There are articles upon articles devoted to what you can do with ramen. Even entire websites. When I cook ramen, though, it’s usually because I’m too lazy to actually prepare anything. Recipes that involve cutting vegetables or cooking meat are usually out. Still, that doesn’t mean I don’t have a few ingredients I like to throw in every once in a while.
Rice Vinegar and Mirin
This one came from the Momofuku cookbook that I found at my public library. There’s an honest-to-goodness ramen broth recipe in there, which is way too involved for me but still looked delicious. The main thing that I took out of the recipe was that there is a magical substance called mirin that has enough sweetness to balance out the tang of soy sauce. Seriously, mirin is great: it’s this rice cooking wine that costs $3-5 if you get the cheap Kikkoman kind.

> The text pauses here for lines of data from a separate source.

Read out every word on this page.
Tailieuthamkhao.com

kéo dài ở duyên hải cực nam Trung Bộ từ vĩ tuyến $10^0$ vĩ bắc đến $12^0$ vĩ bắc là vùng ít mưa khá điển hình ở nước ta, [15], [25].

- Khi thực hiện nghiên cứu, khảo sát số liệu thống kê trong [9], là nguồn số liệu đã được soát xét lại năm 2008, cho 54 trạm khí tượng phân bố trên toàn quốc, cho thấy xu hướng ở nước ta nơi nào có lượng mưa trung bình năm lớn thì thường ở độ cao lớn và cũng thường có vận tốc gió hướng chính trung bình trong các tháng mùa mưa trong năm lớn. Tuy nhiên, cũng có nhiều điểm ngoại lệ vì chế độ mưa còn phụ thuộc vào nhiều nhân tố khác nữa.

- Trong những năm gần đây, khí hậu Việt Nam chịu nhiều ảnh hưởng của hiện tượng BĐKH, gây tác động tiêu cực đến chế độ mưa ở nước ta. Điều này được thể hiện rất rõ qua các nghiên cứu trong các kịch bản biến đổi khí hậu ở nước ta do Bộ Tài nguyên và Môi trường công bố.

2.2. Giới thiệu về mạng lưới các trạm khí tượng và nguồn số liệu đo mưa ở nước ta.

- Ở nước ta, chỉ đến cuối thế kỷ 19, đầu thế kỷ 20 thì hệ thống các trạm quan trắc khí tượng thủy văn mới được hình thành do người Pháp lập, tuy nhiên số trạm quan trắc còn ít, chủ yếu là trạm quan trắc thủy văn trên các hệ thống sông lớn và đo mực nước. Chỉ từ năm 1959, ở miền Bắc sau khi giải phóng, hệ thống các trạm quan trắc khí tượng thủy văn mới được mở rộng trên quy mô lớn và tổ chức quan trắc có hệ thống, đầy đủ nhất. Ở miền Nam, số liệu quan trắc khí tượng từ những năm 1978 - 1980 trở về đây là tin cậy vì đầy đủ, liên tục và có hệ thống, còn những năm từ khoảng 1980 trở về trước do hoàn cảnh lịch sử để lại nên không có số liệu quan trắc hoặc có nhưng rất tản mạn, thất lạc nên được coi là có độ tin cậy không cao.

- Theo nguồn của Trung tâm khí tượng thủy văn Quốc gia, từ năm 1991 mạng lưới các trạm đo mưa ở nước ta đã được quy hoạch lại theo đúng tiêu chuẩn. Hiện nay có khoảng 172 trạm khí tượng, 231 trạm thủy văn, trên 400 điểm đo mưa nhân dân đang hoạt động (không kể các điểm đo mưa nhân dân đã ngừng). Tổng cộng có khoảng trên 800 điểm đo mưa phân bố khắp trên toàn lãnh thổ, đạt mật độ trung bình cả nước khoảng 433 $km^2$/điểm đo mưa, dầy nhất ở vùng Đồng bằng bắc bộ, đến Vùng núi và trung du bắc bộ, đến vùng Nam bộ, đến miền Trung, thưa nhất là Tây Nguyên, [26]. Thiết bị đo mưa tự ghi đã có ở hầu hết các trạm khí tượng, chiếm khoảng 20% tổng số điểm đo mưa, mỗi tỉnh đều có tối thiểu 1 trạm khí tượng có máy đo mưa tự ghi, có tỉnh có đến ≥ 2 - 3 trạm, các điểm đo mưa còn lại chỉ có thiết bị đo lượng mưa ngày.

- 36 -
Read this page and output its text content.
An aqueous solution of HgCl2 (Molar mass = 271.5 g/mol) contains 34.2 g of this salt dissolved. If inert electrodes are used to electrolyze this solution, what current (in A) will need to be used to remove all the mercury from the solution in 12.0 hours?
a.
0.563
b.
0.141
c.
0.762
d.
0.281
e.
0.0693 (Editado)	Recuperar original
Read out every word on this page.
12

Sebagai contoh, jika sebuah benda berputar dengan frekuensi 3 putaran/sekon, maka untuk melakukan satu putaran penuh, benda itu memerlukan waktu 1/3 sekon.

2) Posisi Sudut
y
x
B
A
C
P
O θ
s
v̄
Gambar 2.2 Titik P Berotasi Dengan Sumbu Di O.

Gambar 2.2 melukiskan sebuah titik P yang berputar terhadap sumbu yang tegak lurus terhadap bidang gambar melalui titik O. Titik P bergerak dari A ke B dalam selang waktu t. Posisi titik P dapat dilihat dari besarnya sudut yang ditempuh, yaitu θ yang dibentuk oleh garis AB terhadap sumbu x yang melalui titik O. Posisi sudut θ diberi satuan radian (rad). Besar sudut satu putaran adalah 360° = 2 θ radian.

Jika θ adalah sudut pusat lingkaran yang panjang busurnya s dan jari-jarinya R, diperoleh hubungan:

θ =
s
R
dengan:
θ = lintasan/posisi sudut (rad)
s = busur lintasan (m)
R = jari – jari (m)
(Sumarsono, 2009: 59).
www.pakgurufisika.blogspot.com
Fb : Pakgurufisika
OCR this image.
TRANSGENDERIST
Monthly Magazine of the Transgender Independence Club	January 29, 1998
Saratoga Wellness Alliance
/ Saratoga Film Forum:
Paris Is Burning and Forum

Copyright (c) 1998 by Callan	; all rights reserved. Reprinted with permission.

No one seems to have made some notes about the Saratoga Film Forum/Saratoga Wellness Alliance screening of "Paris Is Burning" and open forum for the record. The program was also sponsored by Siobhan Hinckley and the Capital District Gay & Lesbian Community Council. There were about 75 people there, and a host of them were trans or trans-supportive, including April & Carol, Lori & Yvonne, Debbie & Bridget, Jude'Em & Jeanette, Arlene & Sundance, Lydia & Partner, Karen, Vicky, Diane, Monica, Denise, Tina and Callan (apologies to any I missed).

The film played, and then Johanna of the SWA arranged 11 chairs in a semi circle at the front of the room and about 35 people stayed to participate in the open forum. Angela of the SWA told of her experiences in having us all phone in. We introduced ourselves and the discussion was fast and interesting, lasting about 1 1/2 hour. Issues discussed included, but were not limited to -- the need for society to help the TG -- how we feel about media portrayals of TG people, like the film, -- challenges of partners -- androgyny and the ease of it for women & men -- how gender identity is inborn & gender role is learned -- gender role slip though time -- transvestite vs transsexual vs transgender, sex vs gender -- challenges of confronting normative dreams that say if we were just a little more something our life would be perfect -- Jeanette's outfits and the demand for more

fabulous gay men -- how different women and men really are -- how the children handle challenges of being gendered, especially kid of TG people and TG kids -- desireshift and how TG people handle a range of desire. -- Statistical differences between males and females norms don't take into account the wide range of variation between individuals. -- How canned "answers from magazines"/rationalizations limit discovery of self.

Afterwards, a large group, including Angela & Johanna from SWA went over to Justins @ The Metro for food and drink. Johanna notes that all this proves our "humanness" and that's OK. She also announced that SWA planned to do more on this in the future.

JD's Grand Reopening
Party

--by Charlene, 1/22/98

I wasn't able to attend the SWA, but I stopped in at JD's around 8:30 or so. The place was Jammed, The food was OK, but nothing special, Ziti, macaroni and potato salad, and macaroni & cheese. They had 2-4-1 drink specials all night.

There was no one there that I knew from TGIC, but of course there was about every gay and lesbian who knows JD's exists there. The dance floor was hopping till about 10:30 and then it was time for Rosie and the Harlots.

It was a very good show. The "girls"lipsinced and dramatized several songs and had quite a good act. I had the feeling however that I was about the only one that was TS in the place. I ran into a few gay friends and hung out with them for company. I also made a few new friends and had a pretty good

I don’t know how I ended up substituting rice vinegar for soy sauce. Maybe it was because another recipe, the sushi rice recipe in one of my cookbooks, mixed rice vinegar and mirin as a sauce. Maybe I was making ramen one day and I didn’t have any soy sauce. In any case, I tried rice vinegar-mirin ramen one day and loved it.
What I do is I make stovetop ramen in a little saucepan. Proportions vary, but I mix the vinegar, the mirin, and the water in the pan before adding the noodles and the flavor packet. Then I boil it as per usual.
Adding an Egg
I learned this trick long before I learned about the existence of mirin. It started as a fried egg on top of the noodles. Then I learned that you can boil an egg in ramen, and that was the best thing ever. Less dishes to wash, more flavor in the broth.
So, Ultimately, This Is How You Make It
- Rice Vinegar ($3 for 12 oz)
- Mirin ($5 for 10 oz.)
- Egg ($2 for a dozen)
- Top Ramen ($2 for a dozen)
- Mix the rice vinegar, the mirin, and the water in the saucepan. Add noodles, bring to a boil.
- When the mixture is actually bubbling, crack an egg on the side of the saucepan and drop it in.
- Keep boiling the ramen. If you’re impatient, stir the egg around to get little wisps of cooked egg in the broth. If not, let it sit for a while.
- When the egg is cooked, take the ramen off heat and let it sit for a while.
- Consume immediately.
A note about boiling vinegar: it can leave a strong smell in the air. So if you share a kitchen with several people, ask them if they are okay with the vinegar fumes. If not, open a window when you cook, or use a fan.